Yes!. Kesetiaan terhadap Indonesia bukanlah sekedar pameran yang dinikmati nyawa - nyawa pengecut ataupun dirampok pengunjung asing!. Dulu tulang muda bangsa harus mempertahankan Indonesia dengan tombak, namun bukan saatnya lagi kita memainkan tombak. Kita harus pintar –  pintar memakai otak kita untuk menyelesaikan masalah, karena mahkota ini bukan untuk hiasan. Jago merah telah mencoba menghancurkan negri ini, karena ada beberapa sumber arogan yang tajam hingga Indonesia ini benar – benar terputus urat nadinya, bangsa ini terbelah, sang penikmat mengontraskan diri dengan sang penonton yang menikmati tontonannya yang dilakoni sang penikmat.
Tragis! Absurd! Dan inilah eksistensial sebagai orang, sebagai bangsa.
Mungkin ketika bunga bangsa menatap Indonesia, perjuangan yang begitu tragis mengentayangi selama oksigen menyelimuti atmosfer medan peperangan, mungkin lebih menyasat – nyasat sukma bunga bangsa, bahwa saat bumi pertiwi ini harus hancur dengan arogan yang melanda bangsa. Tulang muda harapan pertiwi terbang tanpa arah dengan adanya masalah – masalah baru, rasa persatuan mulai rapuh dimakan rayap –rayap dari berbagai pelosok dunia yang mencoba menggrogoti Indonesia. Mereka tau bahwa kondisi tulang muda saat ini begitu lezat untuk dipecah belah.

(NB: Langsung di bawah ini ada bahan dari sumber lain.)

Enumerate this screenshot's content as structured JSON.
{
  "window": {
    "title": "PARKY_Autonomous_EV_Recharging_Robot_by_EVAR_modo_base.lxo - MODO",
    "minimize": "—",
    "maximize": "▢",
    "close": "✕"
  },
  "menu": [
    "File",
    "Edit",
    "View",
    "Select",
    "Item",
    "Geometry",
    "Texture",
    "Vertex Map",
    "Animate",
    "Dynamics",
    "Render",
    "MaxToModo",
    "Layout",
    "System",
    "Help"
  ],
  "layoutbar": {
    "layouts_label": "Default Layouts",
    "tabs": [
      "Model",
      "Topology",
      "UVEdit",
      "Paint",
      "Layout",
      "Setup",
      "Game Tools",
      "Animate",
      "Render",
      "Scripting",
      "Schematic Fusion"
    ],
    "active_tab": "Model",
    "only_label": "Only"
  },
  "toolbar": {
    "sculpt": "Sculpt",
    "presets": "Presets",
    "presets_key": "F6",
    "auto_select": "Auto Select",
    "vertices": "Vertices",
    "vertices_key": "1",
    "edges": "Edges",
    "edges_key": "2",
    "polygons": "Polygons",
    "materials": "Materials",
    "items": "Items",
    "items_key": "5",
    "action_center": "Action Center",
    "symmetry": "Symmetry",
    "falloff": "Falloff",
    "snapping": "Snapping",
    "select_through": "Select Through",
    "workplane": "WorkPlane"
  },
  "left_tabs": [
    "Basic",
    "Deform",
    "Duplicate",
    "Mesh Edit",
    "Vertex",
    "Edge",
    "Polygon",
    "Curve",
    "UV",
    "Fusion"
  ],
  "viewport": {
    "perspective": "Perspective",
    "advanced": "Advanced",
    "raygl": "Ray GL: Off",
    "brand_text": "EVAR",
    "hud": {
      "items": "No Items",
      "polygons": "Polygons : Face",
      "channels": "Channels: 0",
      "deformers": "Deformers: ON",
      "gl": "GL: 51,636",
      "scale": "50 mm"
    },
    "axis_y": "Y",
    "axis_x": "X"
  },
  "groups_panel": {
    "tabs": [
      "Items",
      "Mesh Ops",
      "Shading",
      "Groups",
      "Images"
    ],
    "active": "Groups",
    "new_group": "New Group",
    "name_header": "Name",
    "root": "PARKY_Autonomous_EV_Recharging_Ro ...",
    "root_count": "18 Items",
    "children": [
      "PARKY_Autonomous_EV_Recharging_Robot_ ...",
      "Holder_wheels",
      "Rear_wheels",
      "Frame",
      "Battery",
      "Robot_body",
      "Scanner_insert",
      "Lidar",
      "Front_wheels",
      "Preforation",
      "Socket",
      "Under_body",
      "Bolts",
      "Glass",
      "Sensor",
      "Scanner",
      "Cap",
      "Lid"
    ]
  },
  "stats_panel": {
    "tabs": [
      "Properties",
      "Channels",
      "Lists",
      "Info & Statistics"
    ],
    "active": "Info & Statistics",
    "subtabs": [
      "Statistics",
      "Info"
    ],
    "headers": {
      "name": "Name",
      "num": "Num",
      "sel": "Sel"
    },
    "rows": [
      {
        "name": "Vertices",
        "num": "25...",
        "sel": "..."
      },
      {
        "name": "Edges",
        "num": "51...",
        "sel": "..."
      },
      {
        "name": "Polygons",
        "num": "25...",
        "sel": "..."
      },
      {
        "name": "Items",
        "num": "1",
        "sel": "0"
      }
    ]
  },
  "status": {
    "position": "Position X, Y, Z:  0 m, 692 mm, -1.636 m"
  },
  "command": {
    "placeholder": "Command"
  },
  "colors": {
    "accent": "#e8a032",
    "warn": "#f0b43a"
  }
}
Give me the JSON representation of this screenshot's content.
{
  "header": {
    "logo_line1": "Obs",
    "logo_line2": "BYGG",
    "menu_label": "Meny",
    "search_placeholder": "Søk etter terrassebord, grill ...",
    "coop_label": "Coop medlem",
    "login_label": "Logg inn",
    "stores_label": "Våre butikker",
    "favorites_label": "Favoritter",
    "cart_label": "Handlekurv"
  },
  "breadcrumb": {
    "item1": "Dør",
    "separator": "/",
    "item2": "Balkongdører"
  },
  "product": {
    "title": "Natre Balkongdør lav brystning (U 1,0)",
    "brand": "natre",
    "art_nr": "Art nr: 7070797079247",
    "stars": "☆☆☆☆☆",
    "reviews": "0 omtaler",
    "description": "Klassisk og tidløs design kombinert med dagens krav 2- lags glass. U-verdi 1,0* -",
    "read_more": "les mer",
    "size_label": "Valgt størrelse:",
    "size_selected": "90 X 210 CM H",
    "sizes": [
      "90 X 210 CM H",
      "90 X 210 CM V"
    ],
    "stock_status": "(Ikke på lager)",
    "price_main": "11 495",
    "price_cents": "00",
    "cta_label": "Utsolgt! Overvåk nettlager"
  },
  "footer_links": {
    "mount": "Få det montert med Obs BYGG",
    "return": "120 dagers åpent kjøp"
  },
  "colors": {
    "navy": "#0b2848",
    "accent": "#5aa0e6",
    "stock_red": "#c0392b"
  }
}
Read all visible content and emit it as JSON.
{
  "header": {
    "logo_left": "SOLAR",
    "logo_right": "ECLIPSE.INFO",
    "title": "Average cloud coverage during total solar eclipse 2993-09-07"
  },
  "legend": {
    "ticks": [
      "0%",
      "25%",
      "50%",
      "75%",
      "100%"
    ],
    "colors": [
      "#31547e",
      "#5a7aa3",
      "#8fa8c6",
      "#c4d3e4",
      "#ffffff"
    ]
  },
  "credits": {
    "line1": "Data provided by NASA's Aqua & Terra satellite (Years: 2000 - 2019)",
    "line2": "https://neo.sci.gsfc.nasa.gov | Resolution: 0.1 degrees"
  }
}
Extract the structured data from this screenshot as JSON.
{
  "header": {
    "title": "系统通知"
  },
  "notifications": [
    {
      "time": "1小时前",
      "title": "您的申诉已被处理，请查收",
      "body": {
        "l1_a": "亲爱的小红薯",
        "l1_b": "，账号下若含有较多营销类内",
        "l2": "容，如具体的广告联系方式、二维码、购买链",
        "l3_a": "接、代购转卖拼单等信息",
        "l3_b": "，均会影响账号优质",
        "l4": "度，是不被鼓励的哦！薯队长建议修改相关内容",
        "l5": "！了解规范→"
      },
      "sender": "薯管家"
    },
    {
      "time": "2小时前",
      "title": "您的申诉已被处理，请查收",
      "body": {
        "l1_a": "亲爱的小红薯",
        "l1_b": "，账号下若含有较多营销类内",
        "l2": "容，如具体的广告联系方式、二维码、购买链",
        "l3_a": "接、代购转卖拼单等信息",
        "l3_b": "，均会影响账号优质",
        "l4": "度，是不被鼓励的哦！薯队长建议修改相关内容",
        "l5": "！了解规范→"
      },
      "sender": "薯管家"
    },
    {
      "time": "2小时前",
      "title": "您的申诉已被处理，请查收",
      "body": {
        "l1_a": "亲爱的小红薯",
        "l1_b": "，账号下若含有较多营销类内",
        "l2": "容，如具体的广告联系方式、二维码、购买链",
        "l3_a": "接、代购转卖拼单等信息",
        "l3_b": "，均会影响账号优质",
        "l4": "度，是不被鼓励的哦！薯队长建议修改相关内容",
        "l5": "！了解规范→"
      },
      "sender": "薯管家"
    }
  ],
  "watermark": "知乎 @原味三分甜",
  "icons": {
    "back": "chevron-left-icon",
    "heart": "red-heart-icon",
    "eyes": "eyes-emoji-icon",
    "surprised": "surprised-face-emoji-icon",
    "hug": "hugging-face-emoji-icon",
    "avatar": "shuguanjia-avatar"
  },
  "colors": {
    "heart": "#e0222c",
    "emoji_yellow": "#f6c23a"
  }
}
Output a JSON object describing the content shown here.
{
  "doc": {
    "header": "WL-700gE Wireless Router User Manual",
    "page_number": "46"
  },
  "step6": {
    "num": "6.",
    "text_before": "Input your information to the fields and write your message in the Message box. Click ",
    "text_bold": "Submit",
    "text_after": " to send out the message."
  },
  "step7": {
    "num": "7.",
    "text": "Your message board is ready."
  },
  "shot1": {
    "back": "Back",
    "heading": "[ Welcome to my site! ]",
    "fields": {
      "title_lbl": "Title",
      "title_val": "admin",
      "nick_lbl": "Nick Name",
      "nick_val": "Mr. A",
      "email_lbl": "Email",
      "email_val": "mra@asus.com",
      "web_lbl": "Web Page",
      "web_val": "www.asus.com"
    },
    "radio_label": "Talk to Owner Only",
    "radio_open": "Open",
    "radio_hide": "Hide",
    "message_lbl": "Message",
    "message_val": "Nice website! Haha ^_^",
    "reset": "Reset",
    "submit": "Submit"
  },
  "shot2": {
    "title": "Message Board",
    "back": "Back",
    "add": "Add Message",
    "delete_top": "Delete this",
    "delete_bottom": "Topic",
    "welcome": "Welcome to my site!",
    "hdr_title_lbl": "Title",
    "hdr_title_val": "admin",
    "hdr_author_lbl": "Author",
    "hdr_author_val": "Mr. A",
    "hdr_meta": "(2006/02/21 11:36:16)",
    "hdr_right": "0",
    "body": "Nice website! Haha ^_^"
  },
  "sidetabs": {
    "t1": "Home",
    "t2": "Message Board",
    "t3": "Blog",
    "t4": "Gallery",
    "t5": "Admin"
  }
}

Tulang muda harus segera bangun dari hipnotis, melakoni kekerasan tanpa darah yang terjadi di masa pembangunan ini. Perlu kesadaran yang luar biasa dahsyat, agar bangsa ini paham!! Satu abad kurang dua windu sudah berlalu, harta karun sang bunga bangsa masih menjadi teka – teki bagi para tulang muda pengecut. Namun beda halnya dengan para tulang muda yang bertanggung jawab, belajar mengatisipasi masalah yang telah membara di bumi pertiwi. Belajar menciptakan kesolidan, semangat kebangsaan, dan rasa cinta kepada bumi pertiwi ini. Tanah  Indonesia, bangsa Indonesia, bahasa Indonesia, telah terstruktur jauh sebelum kita lahir. Dan detik pertama ketika kita menghirup oksigen, tercatatlah kita sebagai tulang muda harapan bangsa Indonesia pemimpin bangsa.
Detak jantung bumi pertiwi ini, ada pada semangat tulang muda. Saatnya tulang muda harus membayar darah  dan kekerasan yang telah disumbangkan para bunga bangsa. Cita – cita luhur sang bunga bangsa hasrus lebih digali. Agar harta termahal itu menjadi milik bangsa Indonesia secara hakiki.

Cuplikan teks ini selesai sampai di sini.